Eu apoio a ação política negra independente assim como a organização que eu represento, o Socialist Workers Party. Eu enfatizei várias vezes essas ideias como candidato a vereador em Nova Iorque ano passado e faço o mesmo como candidato do meu partido à presidência. Eu disse a todos que puderam me ouvir que eu sou a favor da formação e do crescimento do Freedom Now Party. Eu o defendi de seus inimigos e convoquei a militância negra a ajudar a construi-lo. Mas eu nunca pretendi ser um porta-voz do FNP.

Eu não pedi ao FNP permissão para apoiá-lo, isso é verdade. Nem pedi permissão a Malcolm X para proclamar o meu apoio a sua posição sobre a autodefesa contra a violência dos supremacistas brancos, ou a permissão de Jesse Gray e seus associados para me colocar em defesa das rent strikes(1) em Nova Iorque. Também não pedi a Fidel Castro permissão para me proclamar a favor da revolução cubana. Eu realmente fiz essas coisas, e continuarei a fazê-las como porta-voz do SWP, sem pedir nenhuma permissão em especial.

Dar um apoio franco e de peito aberto a qualquer posição ou ação política, com a qual eu concorde, não é nem oportunista ou sem escrúpulos.
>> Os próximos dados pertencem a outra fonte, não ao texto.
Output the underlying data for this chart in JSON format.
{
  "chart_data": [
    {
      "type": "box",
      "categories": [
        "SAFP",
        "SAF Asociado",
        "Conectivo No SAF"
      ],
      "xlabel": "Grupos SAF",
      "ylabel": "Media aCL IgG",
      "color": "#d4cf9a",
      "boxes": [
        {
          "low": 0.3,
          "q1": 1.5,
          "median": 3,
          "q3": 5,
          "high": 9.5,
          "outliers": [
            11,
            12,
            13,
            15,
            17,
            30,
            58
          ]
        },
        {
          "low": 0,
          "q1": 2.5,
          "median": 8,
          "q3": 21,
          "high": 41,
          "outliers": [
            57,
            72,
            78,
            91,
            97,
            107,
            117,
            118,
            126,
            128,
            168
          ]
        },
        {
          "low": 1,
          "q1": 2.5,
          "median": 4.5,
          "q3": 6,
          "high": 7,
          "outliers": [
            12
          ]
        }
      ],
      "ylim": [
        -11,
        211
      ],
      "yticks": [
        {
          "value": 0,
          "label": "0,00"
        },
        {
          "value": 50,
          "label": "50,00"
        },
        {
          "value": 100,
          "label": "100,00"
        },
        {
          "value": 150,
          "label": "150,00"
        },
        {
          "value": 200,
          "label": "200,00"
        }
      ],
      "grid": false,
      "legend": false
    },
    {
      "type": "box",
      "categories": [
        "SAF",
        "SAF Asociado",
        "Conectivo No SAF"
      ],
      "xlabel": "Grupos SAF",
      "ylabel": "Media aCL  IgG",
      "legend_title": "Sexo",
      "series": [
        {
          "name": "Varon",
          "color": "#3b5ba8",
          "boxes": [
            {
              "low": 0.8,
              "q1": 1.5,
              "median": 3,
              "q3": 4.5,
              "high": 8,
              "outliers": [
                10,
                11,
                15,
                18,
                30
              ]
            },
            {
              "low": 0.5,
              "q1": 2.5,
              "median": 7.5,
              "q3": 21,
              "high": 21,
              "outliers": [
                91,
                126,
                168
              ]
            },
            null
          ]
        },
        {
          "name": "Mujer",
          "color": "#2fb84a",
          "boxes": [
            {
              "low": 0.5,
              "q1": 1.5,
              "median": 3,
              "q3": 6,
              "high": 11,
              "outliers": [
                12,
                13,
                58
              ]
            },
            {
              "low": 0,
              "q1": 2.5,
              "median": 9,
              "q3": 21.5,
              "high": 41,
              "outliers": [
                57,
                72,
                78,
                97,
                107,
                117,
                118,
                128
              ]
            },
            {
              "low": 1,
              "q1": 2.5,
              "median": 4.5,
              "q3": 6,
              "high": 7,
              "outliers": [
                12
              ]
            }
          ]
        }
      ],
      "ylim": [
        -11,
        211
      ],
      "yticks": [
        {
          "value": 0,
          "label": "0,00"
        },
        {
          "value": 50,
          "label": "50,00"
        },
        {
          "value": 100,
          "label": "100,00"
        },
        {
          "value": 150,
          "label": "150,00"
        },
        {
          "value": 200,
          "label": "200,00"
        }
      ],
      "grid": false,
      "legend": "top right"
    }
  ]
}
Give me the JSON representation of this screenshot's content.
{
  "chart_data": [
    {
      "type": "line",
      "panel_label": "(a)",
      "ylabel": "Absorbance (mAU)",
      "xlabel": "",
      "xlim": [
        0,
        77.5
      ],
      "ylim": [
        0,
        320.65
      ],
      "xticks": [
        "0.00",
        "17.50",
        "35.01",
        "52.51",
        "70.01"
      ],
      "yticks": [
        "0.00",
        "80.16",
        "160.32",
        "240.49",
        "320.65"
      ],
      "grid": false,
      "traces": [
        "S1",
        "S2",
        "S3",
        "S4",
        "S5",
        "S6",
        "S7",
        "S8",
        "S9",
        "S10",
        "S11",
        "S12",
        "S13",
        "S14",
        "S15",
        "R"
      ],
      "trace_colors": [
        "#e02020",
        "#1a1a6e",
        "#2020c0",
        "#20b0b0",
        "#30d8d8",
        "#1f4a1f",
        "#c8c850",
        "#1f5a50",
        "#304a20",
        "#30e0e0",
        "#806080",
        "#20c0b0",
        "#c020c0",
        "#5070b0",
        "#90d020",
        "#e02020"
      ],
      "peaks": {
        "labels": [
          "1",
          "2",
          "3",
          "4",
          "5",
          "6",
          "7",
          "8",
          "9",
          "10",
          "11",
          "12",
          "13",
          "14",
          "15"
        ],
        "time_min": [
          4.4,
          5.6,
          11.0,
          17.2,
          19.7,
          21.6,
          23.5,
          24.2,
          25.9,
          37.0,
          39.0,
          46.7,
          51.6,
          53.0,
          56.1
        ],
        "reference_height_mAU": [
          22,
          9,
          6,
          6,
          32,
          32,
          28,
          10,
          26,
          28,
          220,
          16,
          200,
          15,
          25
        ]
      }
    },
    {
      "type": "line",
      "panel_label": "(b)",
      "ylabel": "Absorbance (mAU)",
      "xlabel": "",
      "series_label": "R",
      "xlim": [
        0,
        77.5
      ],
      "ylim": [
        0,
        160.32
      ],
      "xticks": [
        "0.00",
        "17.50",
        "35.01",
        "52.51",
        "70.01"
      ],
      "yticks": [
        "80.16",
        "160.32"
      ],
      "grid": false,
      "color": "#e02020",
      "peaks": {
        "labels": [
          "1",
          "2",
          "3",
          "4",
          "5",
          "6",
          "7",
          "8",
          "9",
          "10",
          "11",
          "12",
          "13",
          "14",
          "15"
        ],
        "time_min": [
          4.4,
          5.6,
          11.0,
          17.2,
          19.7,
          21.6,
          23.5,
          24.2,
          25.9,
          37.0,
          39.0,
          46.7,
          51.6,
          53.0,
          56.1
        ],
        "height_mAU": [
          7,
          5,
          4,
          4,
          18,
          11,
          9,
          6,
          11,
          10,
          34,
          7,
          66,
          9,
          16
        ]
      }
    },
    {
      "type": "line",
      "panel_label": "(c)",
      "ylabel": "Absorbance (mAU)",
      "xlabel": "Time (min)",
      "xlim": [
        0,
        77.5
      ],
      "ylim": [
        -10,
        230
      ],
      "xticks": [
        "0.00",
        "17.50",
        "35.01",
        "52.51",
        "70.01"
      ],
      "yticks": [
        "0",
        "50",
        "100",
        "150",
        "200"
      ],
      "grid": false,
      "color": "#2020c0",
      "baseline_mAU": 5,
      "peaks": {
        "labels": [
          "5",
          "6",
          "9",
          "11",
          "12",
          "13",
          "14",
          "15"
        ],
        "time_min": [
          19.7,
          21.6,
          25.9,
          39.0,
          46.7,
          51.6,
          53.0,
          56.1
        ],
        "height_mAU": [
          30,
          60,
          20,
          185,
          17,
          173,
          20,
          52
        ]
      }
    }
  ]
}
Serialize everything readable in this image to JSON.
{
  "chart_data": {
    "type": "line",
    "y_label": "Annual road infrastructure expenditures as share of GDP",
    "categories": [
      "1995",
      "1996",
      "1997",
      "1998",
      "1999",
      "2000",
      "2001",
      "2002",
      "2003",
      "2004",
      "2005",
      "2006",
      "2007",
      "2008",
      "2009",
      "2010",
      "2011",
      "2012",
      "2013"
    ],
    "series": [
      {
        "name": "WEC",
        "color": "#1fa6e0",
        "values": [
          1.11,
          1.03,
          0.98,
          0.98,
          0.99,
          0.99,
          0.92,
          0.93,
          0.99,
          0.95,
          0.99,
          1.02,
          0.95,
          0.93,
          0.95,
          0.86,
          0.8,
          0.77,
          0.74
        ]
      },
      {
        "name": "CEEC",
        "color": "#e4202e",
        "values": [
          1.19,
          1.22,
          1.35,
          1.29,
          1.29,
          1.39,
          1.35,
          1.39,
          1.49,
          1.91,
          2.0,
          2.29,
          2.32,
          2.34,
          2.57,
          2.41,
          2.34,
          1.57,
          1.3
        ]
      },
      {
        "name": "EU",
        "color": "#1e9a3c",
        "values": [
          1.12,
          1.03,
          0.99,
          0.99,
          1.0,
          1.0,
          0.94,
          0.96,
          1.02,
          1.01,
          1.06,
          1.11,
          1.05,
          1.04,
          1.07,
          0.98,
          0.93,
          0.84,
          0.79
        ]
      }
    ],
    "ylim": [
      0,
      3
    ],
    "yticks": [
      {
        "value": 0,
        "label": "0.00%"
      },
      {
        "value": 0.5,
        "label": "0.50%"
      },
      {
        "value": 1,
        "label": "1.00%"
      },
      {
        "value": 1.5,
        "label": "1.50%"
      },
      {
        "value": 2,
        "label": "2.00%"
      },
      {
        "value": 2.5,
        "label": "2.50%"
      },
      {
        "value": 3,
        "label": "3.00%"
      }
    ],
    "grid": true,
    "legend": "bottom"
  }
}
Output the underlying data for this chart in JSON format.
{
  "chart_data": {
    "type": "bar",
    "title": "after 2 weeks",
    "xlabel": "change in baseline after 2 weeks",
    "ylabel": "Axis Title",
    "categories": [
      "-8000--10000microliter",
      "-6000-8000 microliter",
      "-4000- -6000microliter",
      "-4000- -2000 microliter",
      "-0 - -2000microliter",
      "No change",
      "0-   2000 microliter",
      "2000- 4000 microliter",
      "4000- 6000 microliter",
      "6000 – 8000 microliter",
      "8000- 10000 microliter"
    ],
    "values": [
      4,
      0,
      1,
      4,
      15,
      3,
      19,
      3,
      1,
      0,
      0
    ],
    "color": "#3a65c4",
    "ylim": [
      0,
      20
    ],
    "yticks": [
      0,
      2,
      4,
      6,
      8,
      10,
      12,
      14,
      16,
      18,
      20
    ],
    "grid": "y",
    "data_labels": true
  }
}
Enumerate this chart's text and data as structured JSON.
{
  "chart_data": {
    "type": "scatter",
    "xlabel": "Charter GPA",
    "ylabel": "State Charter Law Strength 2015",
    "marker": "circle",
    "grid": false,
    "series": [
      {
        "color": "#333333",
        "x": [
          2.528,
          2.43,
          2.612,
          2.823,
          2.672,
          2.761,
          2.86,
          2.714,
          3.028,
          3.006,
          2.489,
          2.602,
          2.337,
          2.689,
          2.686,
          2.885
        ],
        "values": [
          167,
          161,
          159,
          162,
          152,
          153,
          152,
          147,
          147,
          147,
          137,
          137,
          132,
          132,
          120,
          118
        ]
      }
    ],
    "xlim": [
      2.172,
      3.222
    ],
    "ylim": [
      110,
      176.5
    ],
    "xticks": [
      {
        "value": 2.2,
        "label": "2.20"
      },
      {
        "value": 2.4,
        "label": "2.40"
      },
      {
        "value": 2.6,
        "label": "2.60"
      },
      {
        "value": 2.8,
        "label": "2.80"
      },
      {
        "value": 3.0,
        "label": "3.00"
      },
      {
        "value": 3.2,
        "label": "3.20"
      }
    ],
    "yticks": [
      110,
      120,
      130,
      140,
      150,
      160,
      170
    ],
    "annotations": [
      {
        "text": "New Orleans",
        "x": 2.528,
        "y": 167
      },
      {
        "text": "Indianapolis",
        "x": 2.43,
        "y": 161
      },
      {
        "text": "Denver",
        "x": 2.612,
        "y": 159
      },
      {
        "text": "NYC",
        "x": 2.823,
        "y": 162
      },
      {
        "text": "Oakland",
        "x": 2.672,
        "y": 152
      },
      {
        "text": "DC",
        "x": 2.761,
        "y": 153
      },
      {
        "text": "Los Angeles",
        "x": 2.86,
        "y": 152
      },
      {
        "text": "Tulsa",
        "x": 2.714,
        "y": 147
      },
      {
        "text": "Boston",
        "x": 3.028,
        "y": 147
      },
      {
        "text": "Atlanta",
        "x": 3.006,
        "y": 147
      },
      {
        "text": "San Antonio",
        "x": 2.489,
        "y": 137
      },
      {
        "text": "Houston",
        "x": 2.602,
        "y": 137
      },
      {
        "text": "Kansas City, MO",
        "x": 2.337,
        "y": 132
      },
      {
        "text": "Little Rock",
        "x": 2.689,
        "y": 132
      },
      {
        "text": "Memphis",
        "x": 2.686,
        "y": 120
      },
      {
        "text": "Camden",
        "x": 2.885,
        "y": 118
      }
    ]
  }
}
É um ato político principista.

Cruse pode não concordar com as posições ou programa do meu partido; e tudo bem com isso. Mas eu não vi nenhuma base na opinião que ele tem de que os nossos princípios básicos como marxistas de alguma forma contradizem o nosso apoio firme a todas as tentativas sérias de criar um partido político negro independente. O SWP reconhece o caráter revolucionário do nacionalismo negro, o defende e o apoia. Nós reconhecemos que o movimento Freedom Now deve desenvolver o seu próprio programa, fazer as suas experiências e desenvolver a sua própria direção. Nós vemos esse processo como uma condição necessária para germinar dentro do Freedom Now uma vanguarda pronta para entrar na luta pela abolição do capitalismo. Qualquer um que falha em reconhecer esses fatos políticos não é um socialista nem marxista.

Harold Cruse reivindica ver uma contradição insolúvel entre ativistas negros e brancos. Ele faz uma distinção baseada somente na cor: os nacionalistas negros num polo e todos os brancos, indiscriminadamente, no outro polo – capitalistas, trabalhadores, marxistas, todos brancos.

Se o marxismo pudesse ser associado com qualquer cor, essa seria vermelha, e não branca. E ser totalmente negro nos Estados Unidos é ser vermelho-revolucionário e anticapitalista.

São os marxistas (“vermelhos”) os que podem ajudar o movimento Freedom Now a resolver a contradição que Cruse acha insolúvel. Eu acredito que a atual campanha eleitoral do Socialist Workers Party é um passo nessa direção. Ela é feita para mostrar a todos os estratos da classe trabalhadora americana a sua própria necessidade de solidariedade de classe com as lutas progressivas dos trabalhadores negros por todo o mundo – aqui nos Estados Unidos e no exterior. O SWP afirma o que aqueles 70 milhões de trabalhadores que vivem na miséria nessa terra da fartura têm em comum com os negros que lutam pela liberdade, batalhando contra as injustiças, a brutalidade e a desigualdade. Nós buscamos explicar como os seus próprios interesses de liberdade e justiça, do direito ao trabalho, viver em paz e igualdade estão ligados aos destinos do povo negro.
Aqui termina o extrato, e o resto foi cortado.